I discovered that when I confine my concerns to my daily activities, I can really enjoy each day. It is only when my mind leaps ahead to next month and next year, and I start trying to control the future, that I get into trouble. When I say to myself, “If I can get this project done by this date, I will be an OK person, but if I don’t get it done, I am worthless and my life will fall apart,” I am obviously setting myself up for misery. I believe I have to say those things to myself to keep motivated, but for that week in Scotland I did not give myself a hard time, and I did not try to control the future – and lo and behold, the sky did not fall! Maybe tomorrow really can take care of itself.

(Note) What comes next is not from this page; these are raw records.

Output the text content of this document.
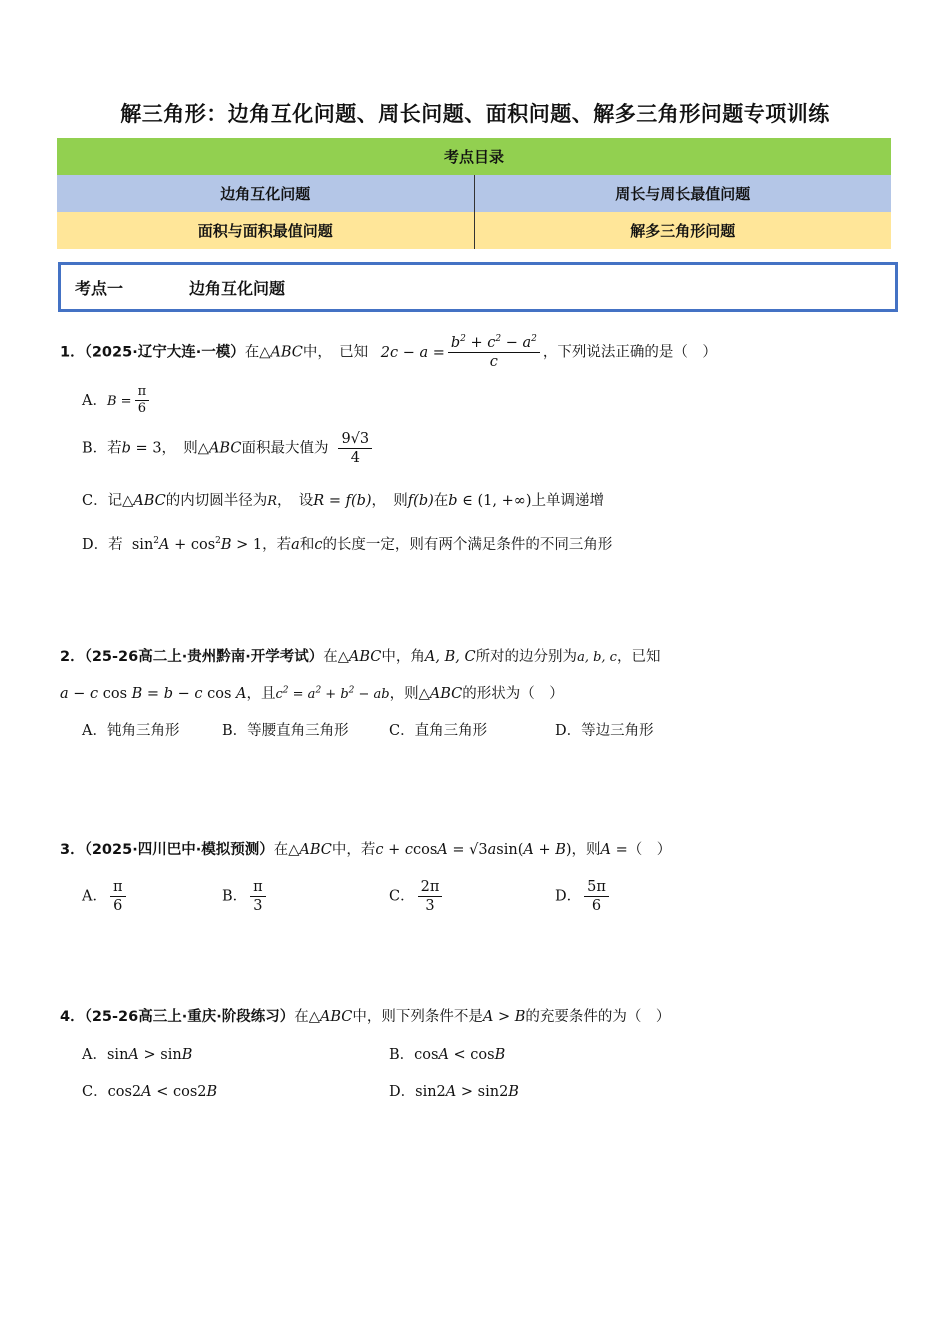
解三角形：边角互化问题、周长问题、面积问题、解多三角形问题专项训练
考点目录	
边角互化问题	周长与周长最值问题
面积与面积最值问题	解多三角形问题
考点一	边角互化问题
1．（2025·辽宁大连·一模）在△ABC中，　已知 $2c - a = \frac{b^2 + c^2 - a^2}{c}$ ，下列说法正确的是（　）
A．$B = \frac{\pi}{6}$
B．若b = 3，　则△ABC面积最大值为 $\frac{9√3}{4}$
C．记△ABC的内切圆半径为R，　设R = f(b)，　则f(b)在b ∈ (1, +∞)上单调递增
D．若  $\sin^2A + \cos^2B > 1$，若a和c的长度一定，则有两个满足条件的不同三角形
2．（25-26高二上·贵州黔南·开学考试）在△ABC中，角A, B, C所对的边分别为a, b, c，已知
a − c cos B = b − c cos A，且$c^2 = a^2 + b^2$ − ab，则△ABC的形状为（　）
A．钝角三角形	B．等腰直角三角形	C．直角三角形	D．等边三角形
3．（2025·四川巴中·模拟预测）在△ABC中，若c + ccosA = √3asin(A + B)，则A =（　）
A． $\frac{\pi}{6}$	B． $\frac{\pi}{3}$	C． $\frac{2\pi}{3}$	D． $\frac{5\pi}{6}$
4．（25-26高三上·重庆·阶段练习）在△ABC中，则下列条件不是A > B的充要条件的为（　）
A．sinA > sinB	B．cosA < cosB
C．cos2A < cos2B	D．sin2A > sin2B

I think the key is to concentrate on the work of the day and jettison the general angst about anything that doesn’t have to do with this particular day or even this hour. If I focus on the task at hand, I’ll be happy. When we were hiking, I was putting one foot after another, mile after mile, and not worrying about next year or my career, just thinking about getting up the next hill, enjoying the view, finding our spot on the map, and enjoying all the ideas pouring into my head. That was the wonderful thing: when I left my work behind, I was more inspired than I had been in months. I spent our walks reveling in the creative visions that seemed to shine from the sky with the endless daylight. Something about the rhythm of walking releases a flood of ideas in my mind. I had so many useful thoughts without even trying, and I didn’t end up feeling that I had taken time away from my work; I had just approached it in a different, more stimulating way – like sneaking up on the seals across a seaweed-covered peninsula instead of going to see them in a zoo.
If I could hold onto that live-for-today mentality in my everyday life, I would be just as productive, and I would have none of the useless anxiety that is so exhausting. Life would be heavenly.